Vodicka Pavel, Vodenkova Sona, Opattova Alena, Vodickova Ludmila
Department of Molecular Biology of Cancer, Institute of Experimental Medicine of the Czech Academy of Sciences, Videnska, 1083, 142 20, Prague, Czech Republic; Institute of Biology and Medical Genetics, First Faculty of Medicine, Charles University and General University Hospital in Prague, Albertov 4, 128 00, Prague, Czech Republic; Biomedical Center, Faculty of Medicine in Pilsen, Charles University, Alej Svobody 76, 323 00, Pilsen, Czech Republic.
Department of Molecular Biology of Cancer, Institute of Experimental Medicine of the Czech Academy of Sciences, Videnska, 1083, 142 20, Prague, Czech Republic; Institute of Biology and Medical Genetics, First Faculty of Medicine, Charles University and General University Hospital in Prague, Albertov 4, 128 00, Prague, Czech Republic; Department of Medical Genetics, Third Faculty of Medicine, Charles University, Ruska 2411/87, 100 00, Prague, Czech Republic.
Mutat Res Genet Toxicol Environ Mutagen. 2019 Jul;843:95-110. doi: 10.1016/j.mrgentox.2019.05.009. Epub 2019 May 20.

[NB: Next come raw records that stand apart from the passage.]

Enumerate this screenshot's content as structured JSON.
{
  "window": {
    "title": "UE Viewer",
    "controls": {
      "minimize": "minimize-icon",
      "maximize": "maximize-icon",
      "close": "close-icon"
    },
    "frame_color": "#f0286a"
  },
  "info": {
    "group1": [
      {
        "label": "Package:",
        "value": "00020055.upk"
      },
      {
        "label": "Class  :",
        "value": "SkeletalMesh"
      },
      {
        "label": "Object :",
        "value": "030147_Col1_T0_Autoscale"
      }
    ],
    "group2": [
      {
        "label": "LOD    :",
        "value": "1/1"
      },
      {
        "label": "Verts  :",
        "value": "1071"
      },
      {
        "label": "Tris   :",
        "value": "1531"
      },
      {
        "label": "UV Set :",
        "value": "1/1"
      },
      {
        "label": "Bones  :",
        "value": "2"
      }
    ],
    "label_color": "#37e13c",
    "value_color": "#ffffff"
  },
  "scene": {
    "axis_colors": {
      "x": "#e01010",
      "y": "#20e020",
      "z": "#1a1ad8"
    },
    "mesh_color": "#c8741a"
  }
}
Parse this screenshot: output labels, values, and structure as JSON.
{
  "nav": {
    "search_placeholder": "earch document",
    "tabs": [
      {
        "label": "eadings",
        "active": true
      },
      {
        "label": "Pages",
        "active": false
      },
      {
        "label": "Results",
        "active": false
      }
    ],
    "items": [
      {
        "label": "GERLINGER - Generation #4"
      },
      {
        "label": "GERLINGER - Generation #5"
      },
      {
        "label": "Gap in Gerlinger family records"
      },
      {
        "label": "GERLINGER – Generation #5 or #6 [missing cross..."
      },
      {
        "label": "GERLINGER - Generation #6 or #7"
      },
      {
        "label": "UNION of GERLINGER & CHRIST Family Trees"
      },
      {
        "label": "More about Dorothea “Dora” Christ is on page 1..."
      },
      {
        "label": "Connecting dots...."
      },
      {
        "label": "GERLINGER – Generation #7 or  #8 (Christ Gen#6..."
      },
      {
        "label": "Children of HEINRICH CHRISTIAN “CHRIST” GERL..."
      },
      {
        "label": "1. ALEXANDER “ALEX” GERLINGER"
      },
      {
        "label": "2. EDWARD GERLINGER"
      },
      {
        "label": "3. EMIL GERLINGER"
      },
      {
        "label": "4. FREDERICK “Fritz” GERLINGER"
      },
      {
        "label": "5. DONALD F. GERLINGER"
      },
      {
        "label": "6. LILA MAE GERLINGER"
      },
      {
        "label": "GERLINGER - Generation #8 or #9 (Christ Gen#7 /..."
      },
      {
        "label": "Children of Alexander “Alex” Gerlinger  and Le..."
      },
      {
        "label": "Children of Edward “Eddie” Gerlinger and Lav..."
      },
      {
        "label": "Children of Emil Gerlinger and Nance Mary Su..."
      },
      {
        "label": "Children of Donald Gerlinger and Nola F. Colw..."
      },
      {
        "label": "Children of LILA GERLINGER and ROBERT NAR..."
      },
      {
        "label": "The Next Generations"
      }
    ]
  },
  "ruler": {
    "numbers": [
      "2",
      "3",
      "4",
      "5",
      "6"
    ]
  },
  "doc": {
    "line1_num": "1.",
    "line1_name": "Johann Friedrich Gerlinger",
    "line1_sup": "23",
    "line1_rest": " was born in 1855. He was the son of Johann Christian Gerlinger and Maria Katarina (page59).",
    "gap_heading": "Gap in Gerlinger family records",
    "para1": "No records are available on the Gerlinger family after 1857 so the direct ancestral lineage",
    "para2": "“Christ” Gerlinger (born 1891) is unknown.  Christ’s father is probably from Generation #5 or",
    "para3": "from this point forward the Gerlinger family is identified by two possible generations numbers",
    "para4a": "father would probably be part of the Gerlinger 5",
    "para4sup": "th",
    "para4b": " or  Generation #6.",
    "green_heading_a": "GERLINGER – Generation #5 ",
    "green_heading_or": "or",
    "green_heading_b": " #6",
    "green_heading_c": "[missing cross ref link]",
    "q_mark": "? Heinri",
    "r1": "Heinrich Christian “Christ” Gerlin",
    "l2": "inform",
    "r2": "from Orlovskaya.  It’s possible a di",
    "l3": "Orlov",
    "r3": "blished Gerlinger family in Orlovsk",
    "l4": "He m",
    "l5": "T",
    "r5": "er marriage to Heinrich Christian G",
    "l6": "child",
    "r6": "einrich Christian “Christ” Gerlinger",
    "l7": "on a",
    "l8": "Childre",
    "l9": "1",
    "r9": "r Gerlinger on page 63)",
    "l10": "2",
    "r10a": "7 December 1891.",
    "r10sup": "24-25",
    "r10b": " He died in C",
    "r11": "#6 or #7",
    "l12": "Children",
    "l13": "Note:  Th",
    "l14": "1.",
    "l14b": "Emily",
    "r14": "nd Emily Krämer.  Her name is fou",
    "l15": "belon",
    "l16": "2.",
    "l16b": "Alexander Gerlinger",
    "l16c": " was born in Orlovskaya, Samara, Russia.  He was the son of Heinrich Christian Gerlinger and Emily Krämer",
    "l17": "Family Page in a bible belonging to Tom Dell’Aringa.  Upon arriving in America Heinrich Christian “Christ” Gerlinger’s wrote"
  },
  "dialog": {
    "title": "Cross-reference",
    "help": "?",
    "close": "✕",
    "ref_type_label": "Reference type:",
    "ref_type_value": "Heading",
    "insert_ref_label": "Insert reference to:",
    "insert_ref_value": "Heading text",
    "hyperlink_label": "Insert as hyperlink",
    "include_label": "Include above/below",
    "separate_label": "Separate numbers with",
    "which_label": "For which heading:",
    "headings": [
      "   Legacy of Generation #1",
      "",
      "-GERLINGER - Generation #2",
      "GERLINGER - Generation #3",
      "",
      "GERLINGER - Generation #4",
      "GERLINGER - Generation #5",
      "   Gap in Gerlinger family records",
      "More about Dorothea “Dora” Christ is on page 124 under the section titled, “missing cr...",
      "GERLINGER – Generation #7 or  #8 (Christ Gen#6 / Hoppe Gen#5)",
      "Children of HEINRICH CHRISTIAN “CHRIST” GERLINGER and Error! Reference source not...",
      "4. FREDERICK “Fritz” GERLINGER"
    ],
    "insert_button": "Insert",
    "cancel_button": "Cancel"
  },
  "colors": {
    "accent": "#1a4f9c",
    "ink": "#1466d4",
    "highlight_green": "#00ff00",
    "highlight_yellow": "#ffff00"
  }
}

The last decade witnessed an increase in the use of comet assay for DNA damage monitoring in cancer patients and controls. Apart from case-control studies, reports described the determination of DNA damage prior to (baseline value) and after chemo-/radiotherapy, the treatment resulted in significantly elevated DNA damage. However, studies on DNA damage as a factor reflecting cancer prognosis and therapy prediction are scarce. In most cases, DNA damage was analysed in surrogate tissues. The data on DNA damage are available for 17 types of cancer. The reviewed data unambiguously pinpoint the usefulness of the comet assay in human cancer research due to its sensitivity and cost-effectiveness in evaluating DNA damage associated with the disease and with the treatment. DNA repair capacity (DRC) represents a complex marker for functional evaluation of multigene DNA repair processes in cancer onset with future prospects in personalized prevention and/or cancer treatment. A comparison between studies and more general conclusions are precluded by a variable design of the studies and a lack of standard protocol for both DNA damage and DRC determination. Since cancer is a heterogeneous complex disease, numerous points have to be considered: a) DNA damage and DRC measured in surrogate/target tissues, b) changes in the levels of DNA damage and DRC may be a cause or a consequence of the disease, c) changes in DRC alter sensitivity of tumour cells to antineoplastic drugs, d) one time point-sampling of patients provides insufficient information on the role of DNA damage and its repair in carcinogenesis. Finally, systemic cancer therapy is targeted at DNA damage and its repair. A proper understanding of these processes is a key precondition for the optimisation of therapy regimens, prediction of therapeutic response and prognosis in cancer patients.
在过去十年中,彗星试验在癌症患者和对照人群中用于监测DNA损伤的应用有所增加。除了病例对照研究外,还有报告描述了在化疗/放疗之前(基线值)和之后对DNA损伤的测定,结果显示治疗后DNA损伤显著升高。然而,将DNA损伤作为反映癌症预后和治疗预测因素的研究却很少。在大多数情况下,DNA损伤是在替代组织中进行分析的。目前已有17种癌症的DNA损伤数据。综述的数据明确指出彗星试验在人类癌症研究中的有用性,因为它在评估与疾病及治疗相关的DNA损伤方面具有敏感性和成本效益。DNA修复能力(DRC)是一个复杂的标志物,用于评估癌症发生过程中多基因DNA修复过程的功能,在个性化预防和/或癌症治疗方面具有未来前景。由于研究设计的多样性以及缺乏DNA损伤和DRC测定的标准方案,难以对各项研究进行比较并得出更普遍的结论。由于癌症是一种异质性复杂疾病,必须考虑众多要点:a)在替代/靶组织中测量的DNA损伤和DRC;b)DNA损伤和DRC水平的变化可能是疾病的原因或结果;c)DRC的变化会改变肿瘤细胞对抗肿瘤药物的敏感性;d)对患者进行一次性时间点采样,对于DNA损伤及其修复在致癌过程中的作用提供的信息不足。最后,全身性癌症治疗针对的是DNA损伤及其修复。正确理解这些过程是优化治疗方案、预测癌症患者治疗反应和预后的关键前提。